This poem came out of the November 6, 2012 Poetry Fishbowl. It was inspired by prompts from rowyn and rix_scaedu. It was selected in an audience poll to be sponsored from the general fund. This poem belongs to the series One God's Story of Mid-Life Crisis, and you can read more about that on the Serial Poetry page.
Not long after Shaeth
brought home a still-dazed Trobby
limp from the aftereffects of overindulgence,
salvation arrived in a particularly unexpected package.
A withered old woman
let herself into their room,
her arms full of an odd-looking afghan
in a calliope of clashing colors.
She draped it over Trobby's shoulders
and said to Shaeth,
"You need to keep him warm
and give him a sense of comfort."
"What in the world would I know about that?"
Shaeth said acidly, glaring at her.
"Nothing, I imagine," said the old woman,
"which is why I've decided to help."
"Who are you?" Shaeth demanded.
"My name is Glenta," she said.
"I'm a grandmother.
You look like you could use one."
Shaeth had no idea what grandmothers were for --
he couldn't recall meeting any in his former occupation --
but he had to admit that Trobby looked
just a bit less miserable than before.
"Very well," the god said,
wondering what he was getting himself into.

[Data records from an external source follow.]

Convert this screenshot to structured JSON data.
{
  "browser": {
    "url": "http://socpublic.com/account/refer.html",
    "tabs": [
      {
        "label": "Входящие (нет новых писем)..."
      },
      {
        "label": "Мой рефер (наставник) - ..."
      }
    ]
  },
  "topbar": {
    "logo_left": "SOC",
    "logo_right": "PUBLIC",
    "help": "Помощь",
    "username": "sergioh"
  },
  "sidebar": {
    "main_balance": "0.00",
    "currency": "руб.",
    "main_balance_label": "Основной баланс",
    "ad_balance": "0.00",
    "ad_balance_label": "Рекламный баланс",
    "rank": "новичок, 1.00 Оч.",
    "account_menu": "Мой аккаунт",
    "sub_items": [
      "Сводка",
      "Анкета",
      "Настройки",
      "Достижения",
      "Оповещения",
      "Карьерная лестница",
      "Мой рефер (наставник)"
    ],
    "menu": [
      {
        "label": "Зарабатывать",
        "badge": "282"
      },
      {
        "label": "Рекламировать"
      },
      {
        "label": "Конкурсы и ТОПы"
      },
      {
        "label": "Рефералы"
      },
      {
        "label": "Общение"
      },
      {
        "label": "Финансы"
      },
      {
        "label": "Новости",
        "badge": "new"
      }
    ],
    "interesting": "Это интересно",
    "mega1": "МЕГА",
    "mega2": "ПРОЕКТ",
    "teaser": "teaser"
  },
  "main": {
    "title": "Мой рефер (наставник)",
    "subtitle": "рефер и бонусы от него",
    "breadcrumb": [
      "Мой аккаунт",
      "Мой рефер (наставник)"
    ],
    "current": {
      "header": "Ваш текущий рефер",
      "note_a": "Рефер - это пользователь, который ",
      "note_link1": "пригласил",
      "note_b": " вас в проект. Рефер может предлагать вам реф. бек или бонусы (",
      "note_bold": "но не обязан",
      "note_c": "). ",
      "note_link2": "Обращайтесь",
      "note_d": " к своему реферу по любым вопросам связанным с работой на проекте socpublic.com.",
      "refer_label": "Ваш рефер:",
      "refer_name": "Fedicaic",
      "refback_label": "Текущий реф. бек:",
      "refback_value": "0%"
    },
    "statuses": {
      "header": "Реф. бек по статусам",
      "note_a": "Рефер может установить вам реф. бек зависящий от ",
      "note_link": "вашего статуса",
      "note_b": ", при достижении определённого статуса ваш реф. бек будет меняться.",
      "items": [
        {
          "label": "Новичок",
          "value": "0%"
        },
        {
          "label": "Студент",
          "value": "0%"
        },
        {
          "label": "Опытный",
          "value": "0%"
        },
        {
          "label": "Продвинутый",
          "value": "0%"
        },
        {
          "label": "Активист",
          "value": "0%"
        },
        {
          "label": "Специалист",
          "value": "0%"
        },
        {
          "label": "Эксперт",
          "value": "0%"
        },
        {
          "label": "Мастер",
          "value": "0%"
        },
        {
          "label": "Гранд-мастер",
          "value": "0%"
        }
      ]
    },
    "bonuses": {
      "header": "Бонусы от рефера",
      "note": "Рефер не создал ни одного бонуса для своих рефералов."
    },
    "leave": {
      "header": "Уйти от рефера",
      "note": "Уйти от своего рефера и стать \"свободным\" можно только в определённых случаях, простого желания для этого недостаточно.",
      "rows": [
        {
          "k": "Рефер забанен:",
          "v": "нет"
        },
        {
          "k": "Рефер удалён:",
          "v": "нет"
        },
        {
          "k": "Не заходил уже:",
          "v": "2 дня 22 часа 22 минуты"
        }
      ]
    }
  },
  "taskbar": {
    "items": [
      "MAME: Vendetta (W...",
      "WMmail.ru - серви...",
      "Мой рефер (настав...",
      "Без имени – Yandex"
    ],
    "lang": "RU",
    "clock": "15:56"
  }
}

"Excellent," said Glenta. "Peel these potatoes."
She opened a basket that Shaeth hadn't seen
under the afghan, then handed him
several potatoes and a knife.
Shaeth looked at the round little roots.
"I've never peeled anything but a person,"
he confessed. "Where do I start?"
So Glenta gave him a lesson
on how to peel vegetables,
and then a lesson on how to cook stew,
and then an order to go find a bit of beef.
When he came back with the stew meat,
Shaeth found Glenta sitting on the bed
beside Trobby, teaching him how to knit.
"You'll want to keep his hands busy too,"
she said to Shaeth, as the slim needles
clicked and clacked their way through the yarn.
Then she put the beef into the waiting stew
and dragged Shaeth over to the hearth.
She showed him how to make cookie dough
and bake it in a little lidded skillet covered in coals.
Shaeth hadn't even known you could make cookies
in a skillet, let alone how to go about doing it.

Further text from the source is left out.